I met with Mathias Steiner, who is a researcher out of the Rio de Janeiro IBM lab. He was talking about the amazing work that IBM is doing with a network of labs all working on sustainability, and material discovery focused on carbon capture and storage.
There are two ways to remove pollutants from the atmosphere. One is to stop producing them and let the Earth heal itself, and another is to pull the CO2 out of the atmosphere and put it somewhere else, ideally into a storage facility that will keep it contained indefinitely. These two approaches aren’t mutually exclusive and, if used together, could make material changes in the quality of our air and water while reversing much of what is currently causing climate change.
Let’s talk about that this week.
This is an interesting and relatively new approach to getting CO2 out of the atmosphere. You pick a substance that can contain CO2, something like lava rock which has lots of air cavities, and you use that substance to store captured CO2. You can either perform this process subsurface in existing geological formations or use it as building material (if the process doesn’t release CO2), and you’ve effectively sequestered (locked up) this gas much as you would a person who has committed a crime.
Currently, there is a massive amount of work going on to find or create the ideal substances for carbon sequestration. In the process, new carbon capture and conversion materials have been found. This technology is being adapted to other forms of material research, like finding superior materials for energy storage, and could open a pathway to replacements for declining supplies of the rare earth metals that are crucial to electronics manufacturing.

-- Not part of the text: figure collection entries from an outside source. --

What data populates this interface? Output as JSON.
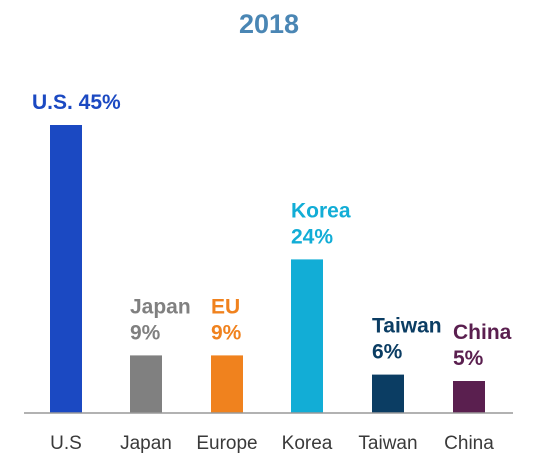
{
  "chart_data": {
    "type": "bar",
    "title": "2018",
    "xlabel": "",
    "ylabel": "",
    "ylim": [
      0,
      50
    ],
    "grid": false,
    "legend": "none",
    "categories": [
      "U.S",
      "Japan",
      "Europe",
      "Korea",
      "Taiwan",
      "China"
    ],
    "values": [
      45,
      9,
      9,
      24,
      6,
      5
    ],
    "bar_labels": [
      [
        "U.S. 45%"
      ],
      [
        "Japan",
        "9%"
      ],
      [
        "EU",
        "9%"
      ],
      [
        "Korea",
        "24%"
      ],
      [
        "Taiwan",
        "6%"
      ],
      [
        "China",
        "5%"
      ]
    ],
    "colors": {
      "title": "#4a86b4",
      "axis": "#999999",
      "bars": [
        "#1b49c2",
        "#808080",
        "#f0821e",
        "#12add6",
        "#0b3d63",
        "#5a1f4f"
      ],
      "labels": [
        "#1b49c2",
        "#808080",
        "#f0821e",
        "#12add6",
        "#0b3d63",
        "#5a1f4f"
      ]
    }
  }
}
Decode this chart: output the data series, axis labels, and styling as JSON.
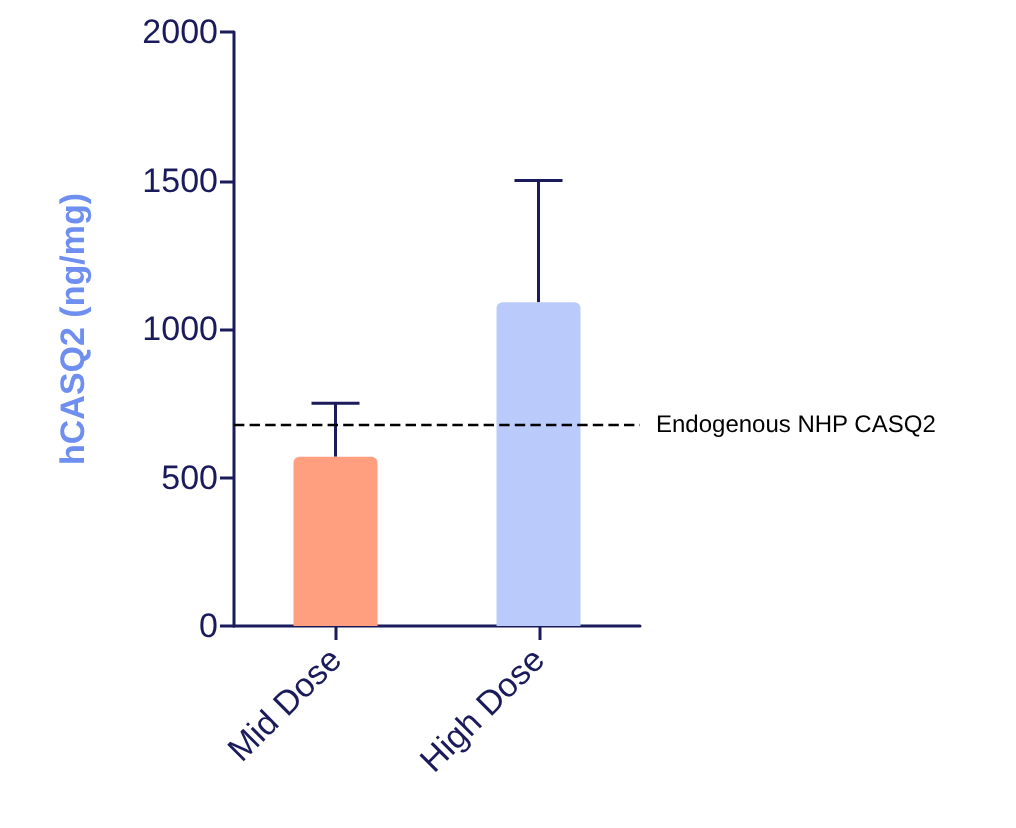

Complex materials are very difficult to analyze. The analysis requires massive amounts of computational power and simulations at scale to determine both the effectiveness of the material and ways to use it more efficiently. This means that computational workloads from the analysts vary greatly, from simple database queries to full molecular analyses to test the viability of the resulting theory once a possible ideal candidate for the effort is discovered.
Validating hybrid cloud
This massive variability in computational power is ideal for a hybrid and multi-cloud environment because you don’t need to buy the supercomputer power you only occasionally need. Instead, you can rent it. And you can pick from several providers to find the most affordable instance that you need to do the work. The more money you save doing the research, the more money you have to do additional research, which could increase the probability of finding the ideal material for a particular task like carbon sequestration.
IBM’s approach is to enable companies to have a variety of cloud resources and materials discovery tools at their disposal that can be dynamically selected based on need and centrally managed to assure the lowest cost and highest security. The most secure efforts tied to either Watson or quantum computing largely take place in the IBM Cloud, as well.
This level of flexibility and capability is unique in the segment. Given it is IBM labs doing much of the work, it’s a clear benefit to IBM and the ongoing effort to reduce CO2 and mitigate climate change.
Carbon sequestration and unique material identification have broad applications, from reducing carbon in the atmosphere to finding new and better materials to build almost anything, including revolutionary batteries and manufacturing materials. The effort is also a showcase for IBM’s multi-cloud approach because it requires resource availability ranging from local workstations to remote supercomputers depending on the phase of the project and the nature of the analysis and simulation.
In the end, this carbon sequestration effort has far-reaching implications across a variety of industries, and as a showcase for hybrid multi-cloud, it is impressively powerful as well.